3. place ring on base, mix investment and brush bullet with investment,then pour investment to fill ring. allow to set up.
4. Remove base only from ring.
5. Carve a second dimple next to the sprue big enough to hold the silver needed to fill a bullet and 1/2 the sprue. This is a careful measurement for the amount of silver you will be using and the size of the dimple or you can really get hurt or killed.
6. Cut a trough between sprue and dimple 1/4 inch wide.
7. Place ringed investment in cold furnace sprue down, bring up to silver fluid temp.
8. Remove hot ring (Wax will be gone) with tongs and hold ring against granite tile on an angle so you can place silver in the dimple and it wont pour into the sprue. Work on a stone slab about 1 square foot, A granite floor tile is nice.
9. Torch the silver till it slumps, sprinkle borax on it. A helper is best to sprinkle at your word so you don't lose heat.
10. Torch silver till it pools and oxides begin to clear to edges of pool, silver won't completely clear like gold will. Put torch aside very quickly. A second person to grab it is best. This must be very quick. I never did it alone.
11. Immediately tip ring flat on the granite, hold tongs firmly and as the silver runs in the sprue. Firmly grip potato round side and slap the flat cut side of the wet raw potato over the whole ring top sprue and all. Hold very very firmly 30 seconds. Steam will be gushing hard and loud. A good casting mitten over a glove is needed for this.
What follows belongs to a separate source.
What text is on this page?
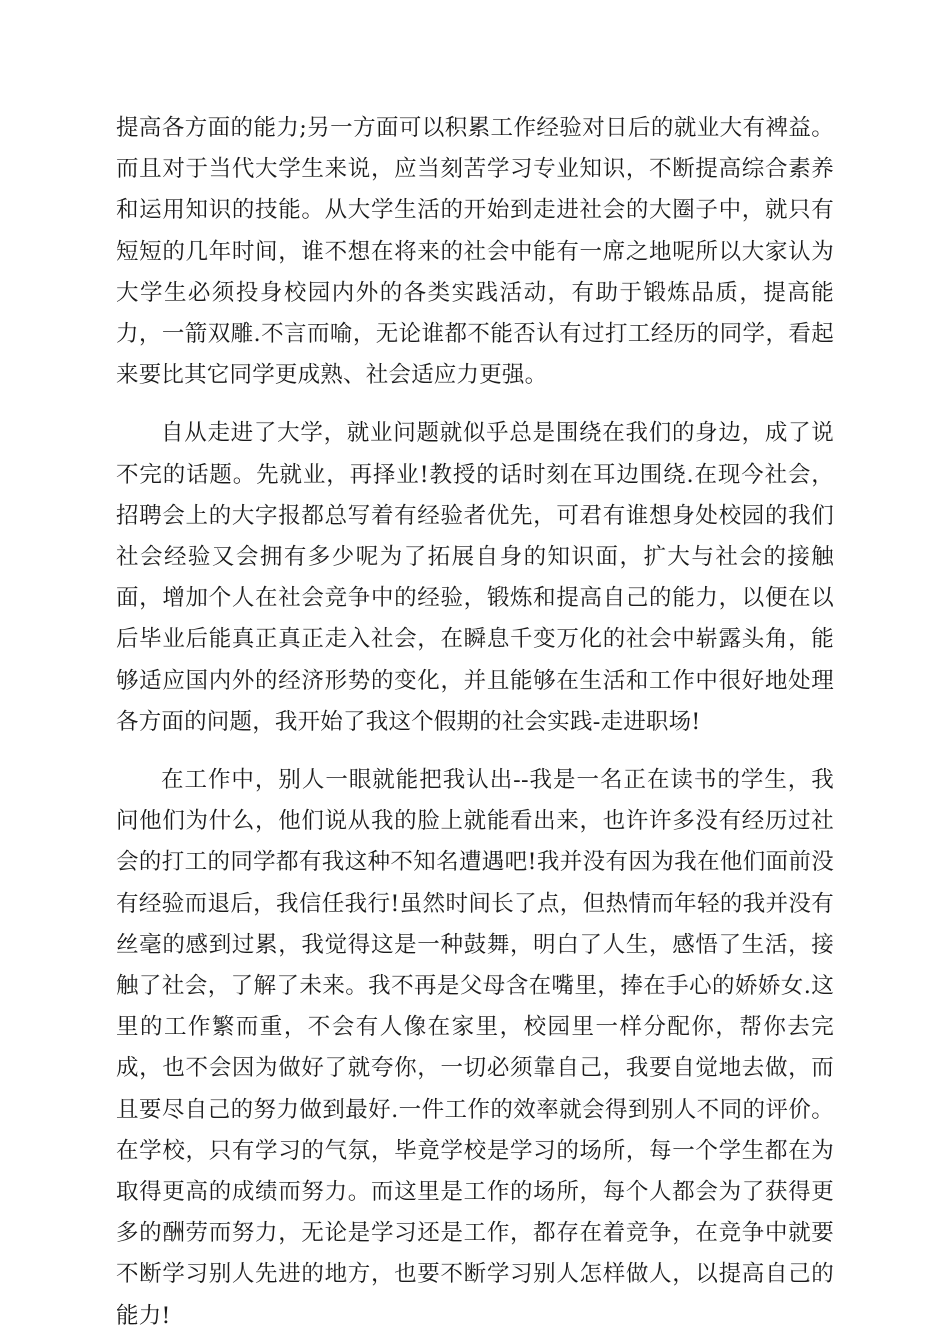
提高各方面的能力;另一方面可以积累工作经验对日后的就业大有裨益。而且对于当代大学生来说，应当刻苦学习专业知识，不断提高综合素养和运用知识的技能。从大学生活的开始到走进社会的大圈子中，就只有短短的几年时间，谁不想在将来的社会中能有一席之地呢所以大家认为大学生必须投身校园内外的各类实践活动，有助于锻炼品质，提高能力，一箭双雕.不言而喻，无论谁都不能否认有过打工经历的同学，看起来要比其它同学更成熟、社会适应力更强。

自从走进了大学，就业问题就似乎总是围绕在我们的身边，成了说不完的话题。先就业，再择业!教授的话时刻在耳边围绕.在现今社会，招聘会上的大字报都总写着有经验者优先，可君有谁想身处校园的我们社会经验又会拥有多少呢为了拓展自身的知识面，扩大与社会的接触面，增加个人在社会竞争中的经验，锻炼和提高自己的能力，以便在以后毕业后能真正真正走入社会，在瞬息千变万化的社会中崭露头角，能够适应国内外的经济形势的变化，并且能够在生活和工作中很好地处理各方面的问题，我开始了我这个假期的社会实践-走进职场!

在工作中，别人一眼就能把我认出--我是一名正在读书的学生，我问他们为什么，他们说从我的脸上就能看出来，也许许多没有经历过社会的打工的同学都有我这种不知名遭遇吧!我并没有因为我在他们面前没有经验而退后，我信任我行!虽然时间长了点，但热情而年轻的我并没有丝毫的感到过累，我觉得这是一种鼓舞，明白了人生，感悟了生活，接触了社会，了解了未来。我不再是父母含在嘴里，捧在手心的娇娇女.这里的工作繁而重，不会有人像在家里，校园里一样分配你，帮你去完成，也不会因为做好了就夸你，一切必须靠自己，我要自觉地去做，而且要尽自己的努力做到最好.一件工作的效率就会得到别人不同的评价。在学校，只有学习的气氛，毕竟学校是学习的场所，每一个学生都在为取得更高的成绩而努力。而这里是工作的场所，每个人都会为了获得更多的酬劳而努力，无论是学习还是工作，都存在着竞争，在竞争中就要不断学习别人先进的地方，也要不断学习别人怎样做人，以提高自己的能力!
12. The violent and scary steam pressure will force the silver to completely fill the mold. If you used too much silver it is going to squirt out and get you bad.
13 allow to cool then de-vest your single bullet. Cut the sprue from the bullet tip.
14. You are done with one bullet.
If you have a number of ring and base sets to fill your furnace you could make that amount of bullets in a session. Double patterns in one ring will not work potato casting, there is not enough pressure from one potato. A single unit work time is about 2 hours. Multiple rings add little time because you invest and burn them out together. Torching and casting the metal itself when you get to that step is less than a minute with a good multi-orifice gas/air torch. Multiple unit dental bridges were centrifugally cast on other lab equipment, but the potato worked best for little stuff with the finest detail. I also made small silver jewelery pieces occasionally. I tried casting with copper pennies a couple of times for fun but castings came out very bubbly.
I am editing in a safety thing - on the bench against the granite tile on the side toward the person casting was a strip of 1 X 4 wood fastened edge down as a shield for metal splatter. I burned a few spots into it but never got hurt. I wore a big leather apron too. I was so little at 5, I worked standing on a stool at the bench. Reaching into the oven with tongs to grab a hot ring with all that heat coming out was scary till I got confident and could get the oven opened and closed really fast. Grampa was never more than a foot away every time and spent long hours explaining and demonstrating every minute detail because I wanted to learn how to cast. I miss him dearly. That all started very innocently one day when Gramma wasn't home and he needed somebody to sprinkle the flux and then grab the torch so he could pick up the potato.